By Katherine Monks Bleicher and Stephen Groh, associates in the Washington, DC office of Mayer Brown LLP.

In 2023, the Federal Trade Commission (FTC) continually emphasized the anticompetitive risks associated with Artificial Intelligence (AI). Emphasizing a desire to avoid what the FTC saw as underenforcement in the early Internet era, the agency spent 2023 issuing warning calls and lining up investigative tools to increase its antitrust enforcement activity. All signs point to 2024 as a year of more AI enforcement actions and enhanced scrutiny in the AI space. This Legal Backgrounder focuses on an analysis of the Biden Administration and the FTC’s statements regarding AI antitrust enforcement to predict where companies and practitioners can expect the FTC to focus its enforcement efforts in 2024.

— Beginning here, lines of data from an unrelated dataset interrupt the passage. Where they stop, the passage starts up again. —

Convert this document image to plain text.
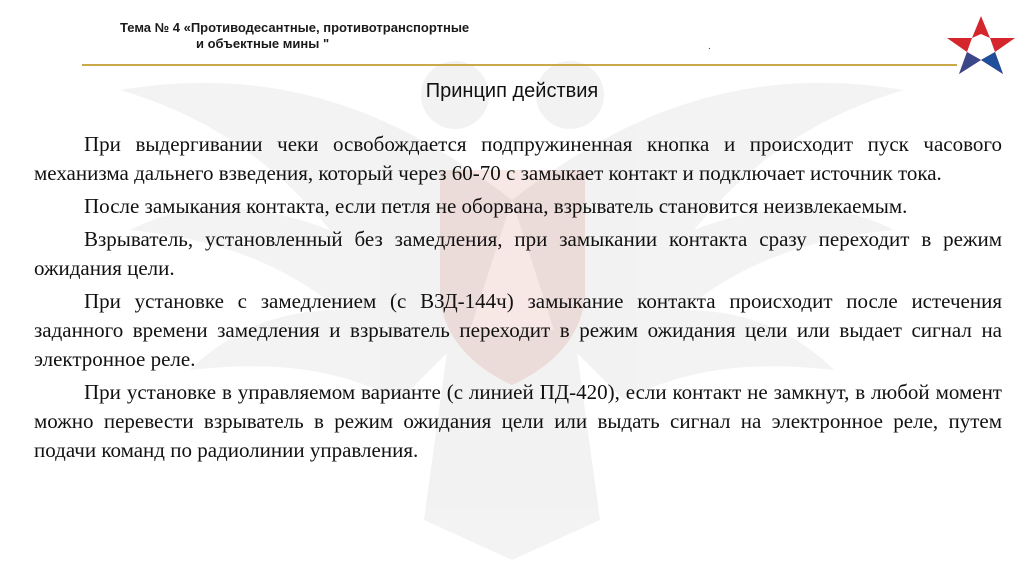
Тема № 4 «Противодесантные, противотранспортные
и объектные мины "	.
Принцип действия

При выдергивании чеки освобождается подпружиненная кнопка и происходит пуск часового механизма дальнего взведения, который через 60-70 с замыкает контакт и подключает источник тока.

После замыкания контакта, если петля не оборвана, взрыватель становится неизвлекаемым.

Взрыватель, установленный без замедления, при замыкании контакта сразу переходит в режим ожидания цели.

При установке с замедлением (с ВЗД-144ч) замыкание контакта происходит после истечения заданного времени замедления и взрыватель переходит в режим ожидания цели или выдает сигнал на электронное реле.

При установке в управляемом варианте (с линией ПД-420), если контакт не замкнут, в любой момент можно перевести взрыватель в режим ожидания цели или выдать сигнал на электронное реле, путем подачи команд по радиолинии управления.
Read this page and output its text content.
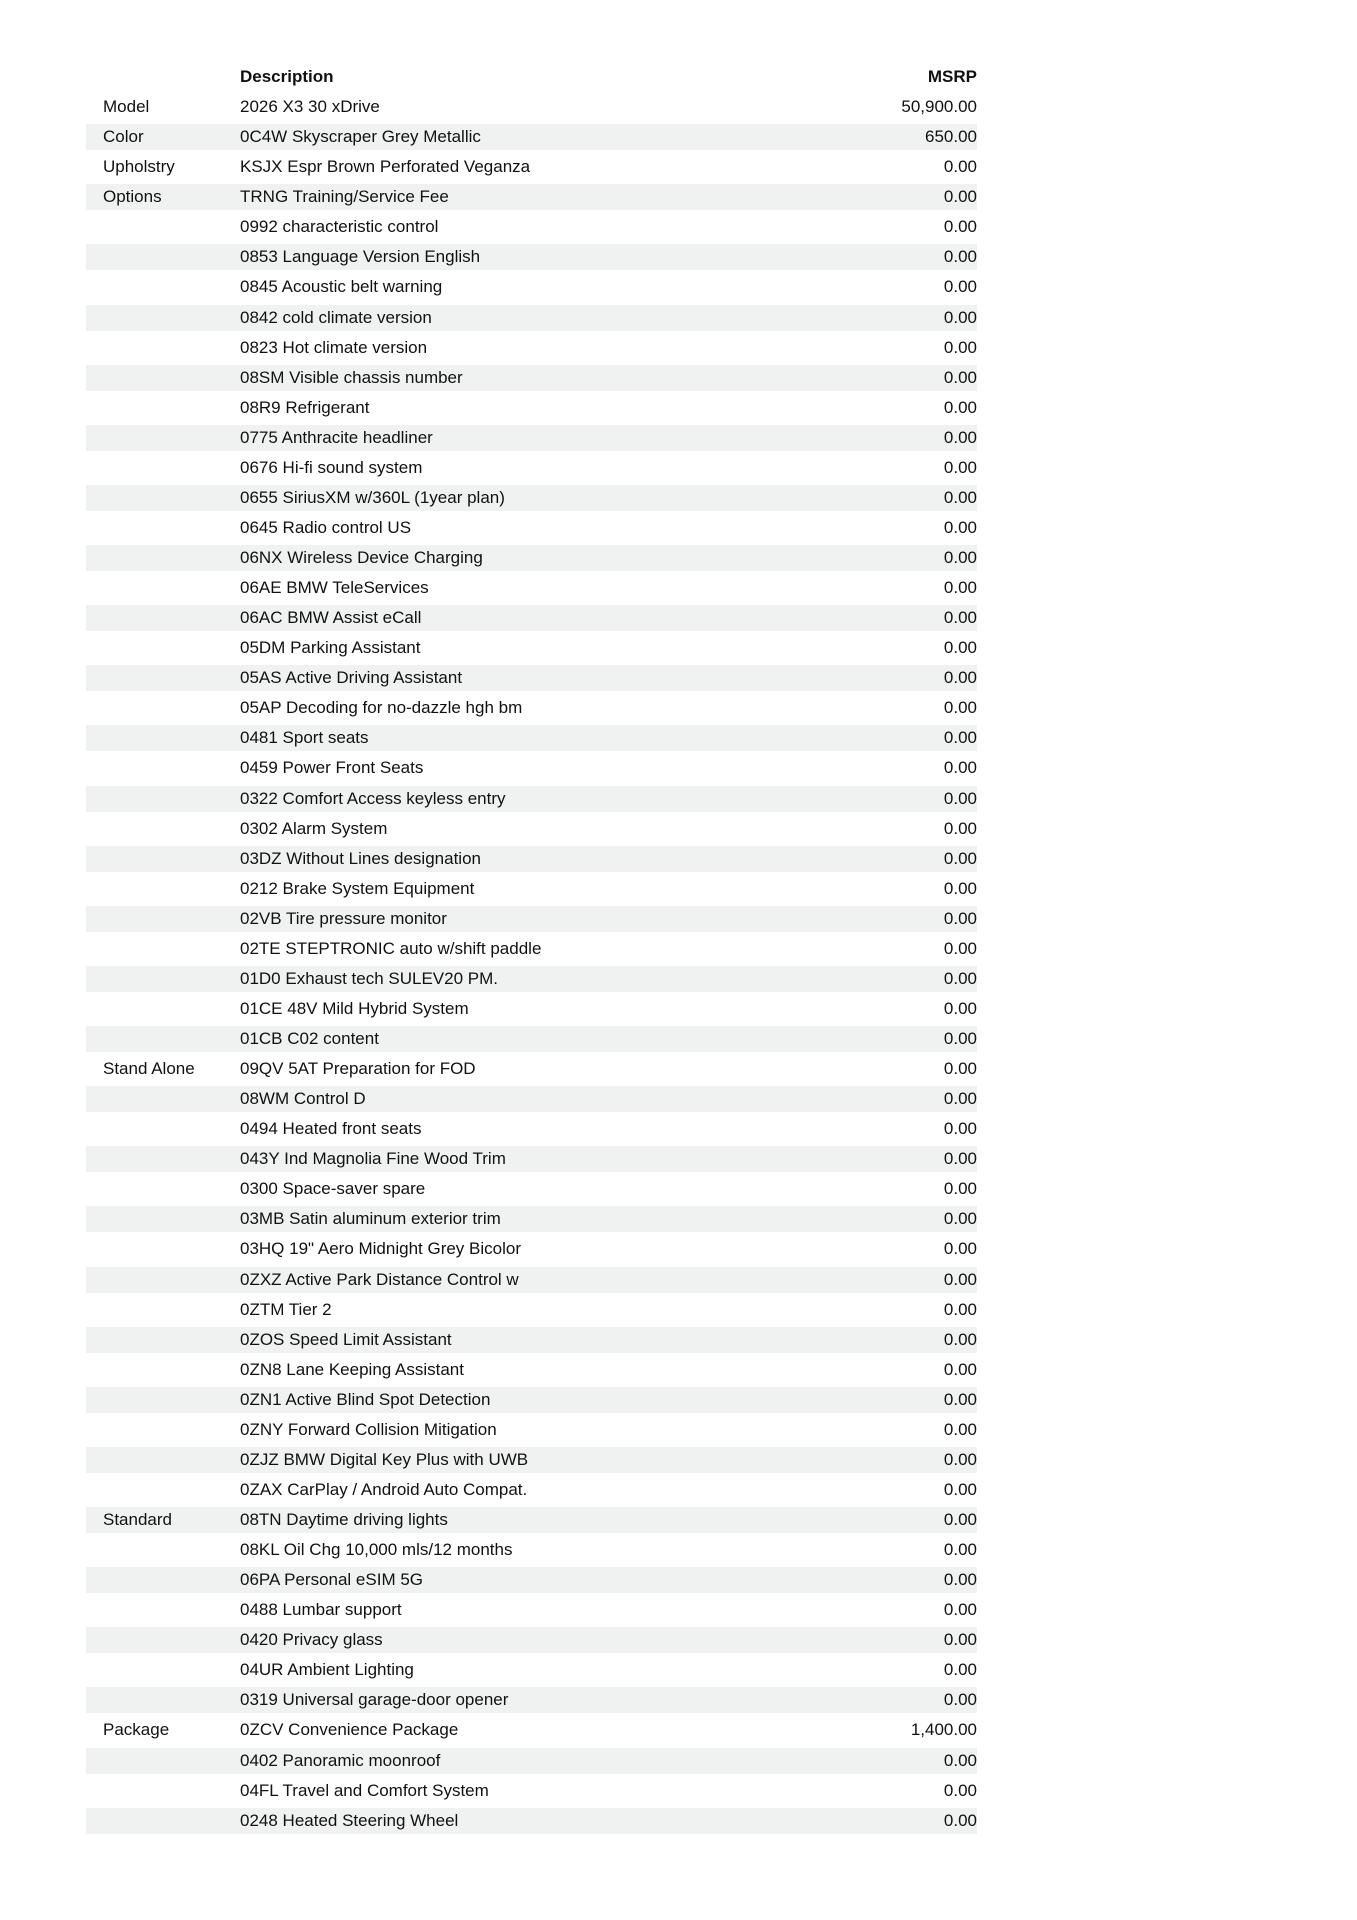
Description	MSRP
Model	2026 X3 30 xDrive	50,900.00
Color	0C4W Skyscraper Grey Metallic	650.00
Upholstry	KSJX Espr Brown Perforated Veganza	0.00
Options	TRNG Training/Service Fee	0.00
0992 characteristic control	0.00
0853 Language Version English	0.00
0845 Acoustic belt warning	0.00
0842 cold climate version	0.00
0823 Hot climate version	0.00
08SM Visible chassis number	0.00
08R9 Refrigerant	0.00
0775 Anthracite headliner	0.00
0676 Hi-fi sound system	0.00
0655 SiriusXM w/360L (1year plan)	0.00
0645 Radio control US	0.00
06NX Wireless Device Charging	0.00
06AE BMW TeleServices	0.00
06AC BMW Assist eCall	0.00
05DM Parking Assistant	0.00
05AS Active Driving Assistant	0.00
05AP Decoding for no-dazzle hgh bm	0.00
0481 Sport seats	0.00
0459 Power Front Seats	0.00
0322 Comfort Access keyless entry	0.00
0302 Alarm System	0.00
03DZ Without Lines designation	0.00
0212 Brake System Equipment	0.00
02VB Tire pressure monitor	0.00
02TE STEPTRONIC auto w/shift paddle	0.00
01D0 Exhaust tech SULEV20 PM.	0.00
01CE 48V Mild Hybrid System	0.00
01CB C02 content	0.00
Stand Alone	09QV 5AT Preparation for FOD	0.00
08WM Control D	0.00
0494 Heated front seats	0.00
043Y Ind Magnolia Fine Wood Trim	0.00
0300 Space-saver spare	0.00
03MB Satin aluminum exterior trim	0.00
03HQ 19" Aero Midnight Grey Bicolor	0.00
0ZXZ Active Park Distance Control w	0.00
0ZTM Tier 2	0.00
0ZOS Speed Limit Assistant	0.00
0ZN8 Lane Keeping Assistant	0.00
0ZN1 Active Blind Spot Detection	0.00
0ZNY Forward Collision Mitigation	0.00
0ZJZ BMW Digital Key Plus with UWB	0.00
0ZAX CarPlay / Android Auto Compat.	0.00
Standard	08TN Daytime driving lights	0.00
08KL Oil Chg 10,000 mls/12 months	0.00
06PA Personal eSIM 5G	0.00
0488 Lumbar support	0.00
0420 Privacy glass	0.00
04UR Ambient Lighting	0.00
0319 Universal garage-door opener	0.00
Package	0ZCV Convenience Package	1,400.00
0402 Panoramic moonroof	0.00
04FL Travel and Comfort System	0.00
0248 Heated Steering Wheel	0.00
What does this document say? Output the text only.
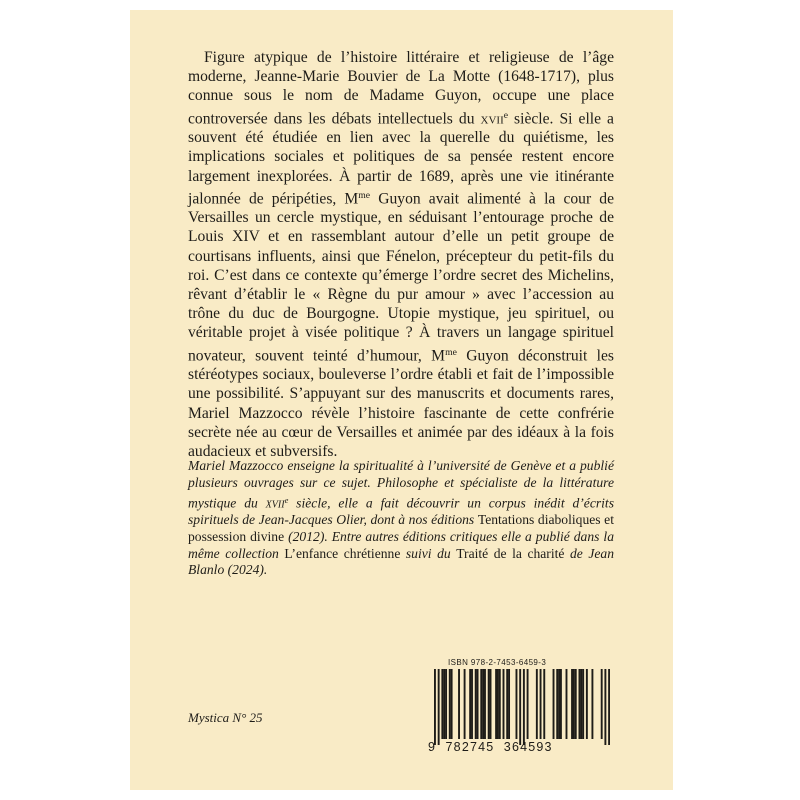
Figure atypique de l’histoire littéraire et religieuse de l’âge moderne, Jeanne-Marie Bouvier de La Motte (1648-1717), plus connue sous le nom de Madame Guyon, occupe une place controversée dans les débats intellectuels du xvii$^e$ siècle. Si elle a souvent été étudiée en lien avec la querelle du quiétisme, les implications sociales et politiques de sa pensée restent encore largement inexplorées. À partir de 1689, après une vie itinérante jalonnée de péripéties, $M^{me}$ Guyon avait alimenté à la cour de Versailles un cercle mystique, en séduisant l’entourage proche de Louis XIV et en rassemblant autour d’elle un petit groupe de courtisans influents, ainsi que Fénelon, précepteur du petit-fils du roi. C’est dans ce contexte qu’émerge l’ordre secret des Michelins, rêvant d’établir le « Règne du pur amour » avec l’accession au trône du duc de Bourgogne. Utopie mystique, jeu spirituel, ou véritable projet à visée politique ? À travers un langage spirituel novateur, souvent teinté d’humour, $M^{me}$ Guyon déconstruit les stéréotypes sociaux, bouleverse l’ordre établi et fait de l’impossible une possibilité. S’appuyant sur des manuscrits et documents rares, Mariel Mazzocco révèle l’histoire fascinante de cette confrérie secrète née au cœur de Versailles et animée par des idéaux à la fois audacieux et subversifs.

Mariel Mazzocco enseigne la spiritualité à l’université de Genève et a publié plusieurs ouvrages sur ce sujet. Philosophe et spécialiste de la littérature mystique du xvii$^e$ siècle, elle a fait découvrir un corpus inédit d’écrits spirituels de Jean-Jacques Olier, dont à nos éditions Tentations diaboliques et possession divine (2012). Entre autres éditions critiques elle a publié dans la même collection L’enfance chrétienne suivi du Traité de la charité de Jean Blanlo (2024).

Mystica N° 25

ISBN 978-2-7453-6459-3
9 782745 364593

What Is Artificial Intelligence?

Artificial Intelligence broadly refers to technology that is capable of pattern recognition in a way that resembles human learning. MIT has described AI as “machine-learning models that can learn to make a prediction based on data.” Many people think of Generative AI when they think of AI. Generative AI is a certain type of AI which MIT defines as a “machine-learning model that is trained to create new data.” A popular example of this technology is ChatGPT, which is a language model that can answer questions, write essays, and effectively respond to prompts in a way that mimics human conversation.1 All types of AI rely on data, or inputs, to train the models and produce an output. These inputs, and the technology underlying the AI models, are largely where the FTC has focused its antitrust scrutiny.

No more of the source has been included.